- Film poster
- French: Je finirai en prison
- Directed by: Alexandre Dostie
- Written by: Alexandre Dostie
- Produced by: Hany Ouichou
- Starring: Martine Francke Émile Schneider
- Cinematography: Vincent Biron
- Edited by: Stéphane Lafleur
- Music by: Simon Trottier
- Production companies: Art & Essai
- Distributed by: Travelling Distribution
- Release date: July 20, 2019;
- Running time: 23 minutes
- Country: Canada
- Language: French

= I'll End Up in Jail =

I'll End Up in Jail (Je finirai en prison) is a Canadian short drama film, directed by Alexandre Dostie and released in 2019. The film stars Martine Francke as an unhappy housewife who is attempting to escape her life, when she arrives at the scene of a fatal car accident and is convinced by its perpetrator Jelly (Émile Schneider) to help him try to hide the dead body in the forest.

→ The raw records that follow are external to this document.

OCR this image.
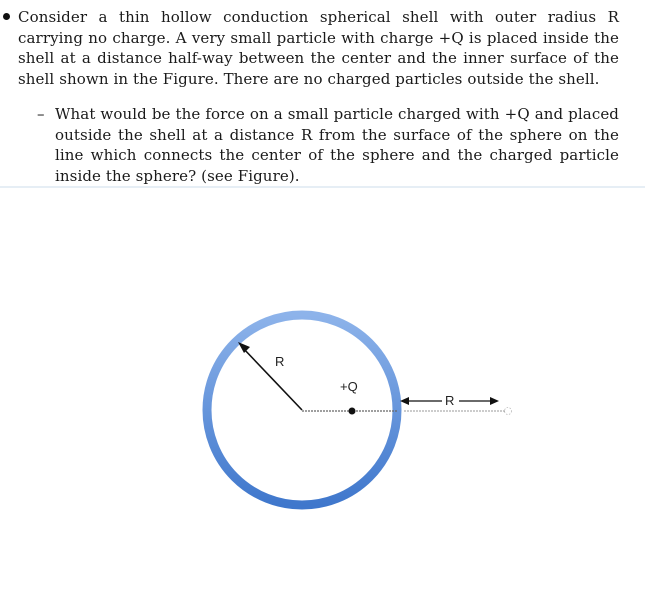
Consider a thin hollow conduction spherical shell with outer radius R carrying no charge. A very small particle with charge +Q is placed inside the shell at a distance half-way between the center and the inner surface of the shell shown in the Figure. There are no charged particles outside the shell.

– What would be the force on a small particle charged with +Q and placed outside the shell at a distance R from the surface of the sphere on the line which connects the center of the sphere and the charged particle inside the sphere? (see Figure).

R
+Q
R
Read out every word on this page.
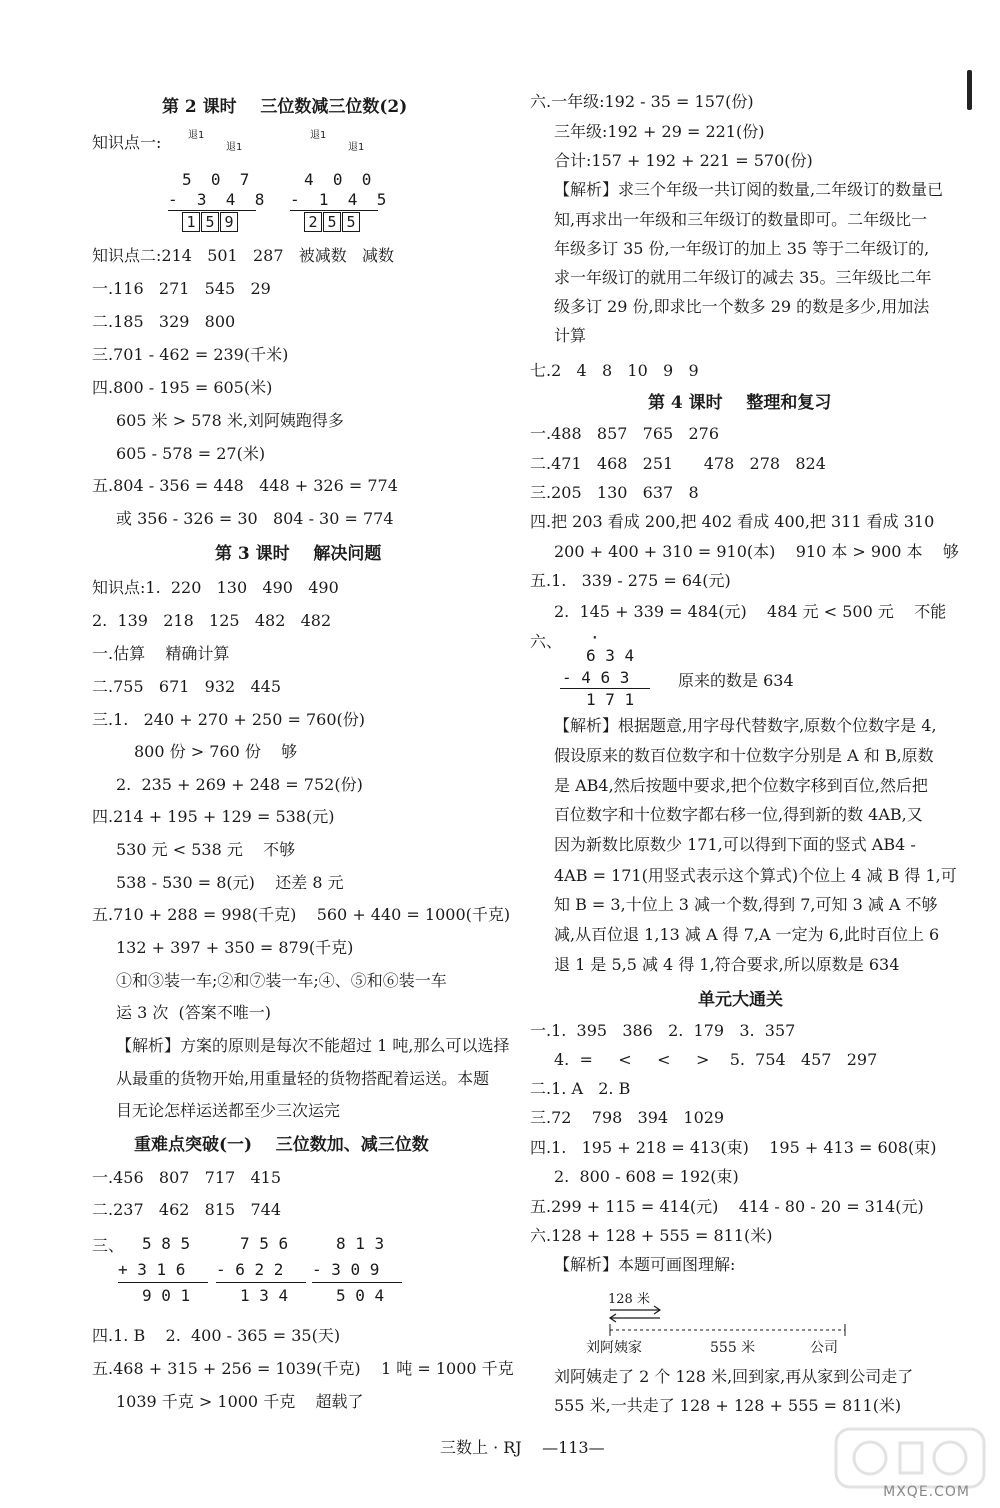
第 2 课时    三位数减三位数(2)
知识点一:	退1
退1
5  0  7
-  3  4  8
1 5 9
退1
退1
4  0  0
-  1  4  5
2 5 5
知识点二:214   501   287   被减数   减数
一.116   271   545   29
二.185   329   800
三.701 - 462 = 239(千米)
四.800 - 195 = 605(米)
605 米 > 578 米,刘阿姨跑得多
605 - 578 = 27(米)
五.804 - 356 = 448   448 + 326 = 774
或 356 - 326 = 30   804 - 30 = 774
第 3 课时    解决问题
知识点:1.  220   130   490   490
2.  139   218   125   482   482
一.估算    精确计算
二.755   671   932   445
三.1.   240 + 270 + 250 = 760(份)
800 份 > 760 份    够
2.  235 + 269 + 248 = 752(份)
四.214 + 195 + 129 = 538(元)
530 元 < 538 元    不够
538 - 530 = 8(元)    还差 8 元
五.710 + 288 = 998(千克)    560 + 440 = 1000(千克)
132 + 397 + 350 = 879(千克)
①和③装一车;②和⑦装一车;④、⑤和⑥装一车
运 3 次  (答案不唯一)
【解析】方案的原则是每次不能超过 1 吨,那么可以选择
从最重的货物开始,用重量轻的货物搭配着运送。本题
目无论怎样运送都至少三次运完
重难点突破(一)    三位数加、减三位数
一.456   807   717   415
二.237   462   815   744
三、 5 8 5
+ 3 1 6
9 0 1
7 5 6
- 6 2 2
1 3 4
8 1 3
- 3 0 9
5 0 4
四.1. B    2.  400 - 365 = 35(天)
五.468 + 315 + 256 = 1039(千克)    1 吨 = 1000 千克
1039 千克 > 1000 千克    超载了
六.一年级:192 - 35 = 157(份)
三年级:192 + 29 = 221(份)
合计:157 + 192 + 221 = 570(份)
【解析】求三个年级一共订阅的数量,二年级订的数量已
知,再求出一年级和三年级订的数量即可。二年级比一
年级多订 35 份,一年级订的加上 35 等于二年级订的,
求一年级订的就用二年级订的减去 35。三年级比二年
级多订 29 份,即求比一个数多 29 的数是多少,用加法
计算
七.2   4   8   10   9   9
第 4 课时    整理和复习
一.488   857   765   276
二.471   468   251      478   278   824
三.205   130   637   8
四.把 203 看成 200,把 402 看成 400,把 311 看成 310
200 + 400 + 310 = 910(本)    910 本 > 900 本    够
五.1.   339 - 275 = 64(元)
2.  145 + 339 = 484(元)    484 元 < 500 元    不能
六、 ·
6 3 4
- 4 6 3
1 7 1
原来的数是 634
【解析】根据题意,用字母代替数字,原数个位数字是 4,
假设原来的数百位数字和十位数字分别是 A 和 B,原数
是 AB4,然后按题中要求,把个位数字移到百位,然后把
百位数字和十位数字都右移一位,得到新的数 4AB,又
因为新数比原数少 171,可以得到下面的竖式 AB4 -
4AB = 171(用竖式表示这个算式)个位上 4 减 B 得 1,可
知 B = 3,十位上 3 减一个数,得到 7,可知 3 减 A 不够
减,从百位退 1,13 减 A 得 7,A 一定为 6,此时百位上 6
退 1 是 5,5 减 4 得 1,符合要求,所以原数是 634
单元大通关
一.1.  395   386   2.  179   3.  357
4.  =     <     <     >    5.  754   457   297
二.1. A   2. B
三.72    798   394   1029
四.1.   195 + 218 = 413(束)    195 + 413 = 608(束)
2.  800 - 608 = 192(束)
五.299 + 115 = 414(元)    414 - 80 - 20 = 314(元)
六.128 + 128 + 555 = 811(米)
【解析】本题可画图理解:
128 米
刘阿姨家	555 米	公司
刘阿姨走了 2 个 128 米,回到家,再从家到公司走了
555 米,一共走了 128 + 128 + 555 = 811(米)
三数上 · RJ    —113—
MXQE.COM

The film premiered at the Guanajuato International Film Festival in July 2019, and had its Canadian premiere at the 2019 Toronto International Film Festival. It subsequently screened in competition at the 2020 Sundance Film Festival, and received an honorable mention in the drama category at the 2020 Aspen Shortsfest.

==Awards==

The film won several awards at Québec Cinéma's Prend ça court! gala in 2020, including a Best Actress award for Francke.

The film received a Prix Iris nomination for Best Live Action Short Film at the 22nd Quebec Cinema Awards.